The question often arises as to whether profits from the sale of assets made by a specific trustee should be treated on capital or revenue account.

There have been a number of cases that have ruled that in the case of a trust investing in assets, the profits are on revenue account but in cases involving investment companies, the profits are on capital account.

The reason for this is that if the taxpayer is a trustee rather than say an investment company, the trustee has fiduciary duties to his beneficiaries which is a relevant factor in the process of characterisation as to whether or not the activities involve a business.

The problem has been resolved for managed investment trusts which invest in certain types of assets as they may make an irrevocable election to be taxed on capital account.

However there is still an issue with other types of trusts.

The Commissioner has issued a draft determination on this issue which, with respect, merely states the obvious and does little to assist taxpayers.

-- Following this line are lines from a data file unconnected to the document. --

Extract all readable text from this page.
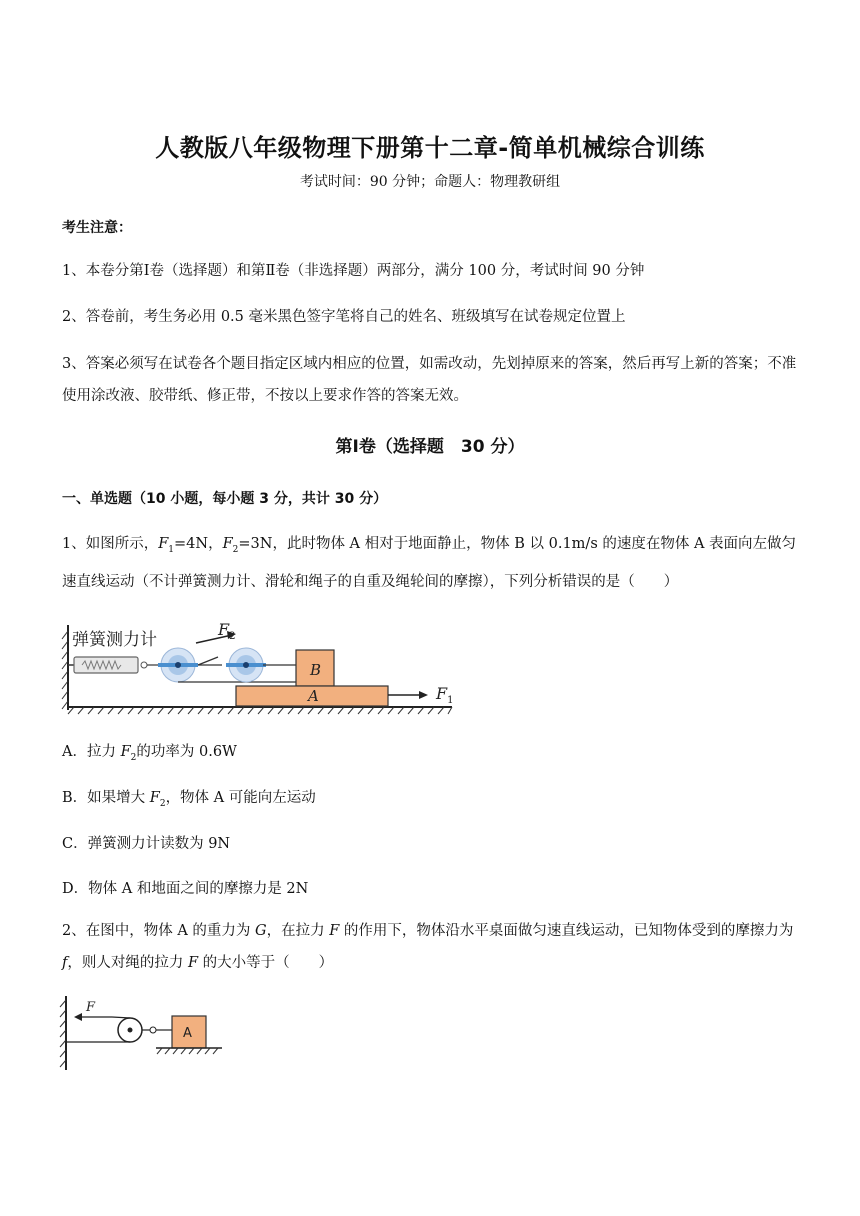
人教版八年级物理下册第十二章-简单机械综合训练
考试时间：90 分钟；命题人：物理教研组
考生注意：
1、本卷分第Ⅰ卷（选择题）和第Ⅱ卷（非选择题）两部分，满分 100 分，考试时间 90 分钟
2、答卷前，考生务必用 0.5 毫米黑色签字笔将自己的姓名、班级填写在试卷规定位置上
3、答案必须写在试卷各个题目指定区域内相应的位置，如需改动，先划掉原来的答案，然后再写上新的答案；不准使用涂改液、胶带纸、修正带，不按以上要求作答的答案无效。
第Ⅰ卷（选择题　30 分）
一、单选题（10 小题，每小题 3 分，共计 30 分）
1、如图所示，$F_1=4N$，$F_2=3N$，此时物体 A 相对于地面静止，物体 B 以 0.1m/s 的速度在物体 A 表面向左做匀速直线运动（不计弹簧测力计、滑轮和绳子的自重及绳轮间的摩擦），下列分析错误的是（　　）
弹簧测力计
$F_2$
B
A	$F_1$
A．拉力 $F_2$的功率为 0.6W
B．如果增大 $F_2$，物体 A 可能向左运动
C．弹簧测力计读数为 9N
D．物体 A 和地面之间的摩擦力是 2N
2、在图中，物体 A 的重力为 G，在拉力 F 的作用下，物体沿水平桌面做匀速直线运动，已知物体受到的摩擦力为 f，则人对绳的拉力 F 的大小等于（　　）
F
A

The Commissioner says that the mere fact that a gain or loss from an investment is made by an entity in its capacity as trustee of a trust is not conclusive of the question whether the gain or loss is on revenue or capital account. While this is true it does not take account of the trend in cases to treat trusts differently from other taxpayers. He states the obvious that unless a provision of the income tax law applies to treat the gain or loss as either on revenue or capital account, the characterisation process will necessarily involve a wide survey and an exact scrutiny of all relevant factors to determine whether the trustee’s activities constitute a business or profit making scheme.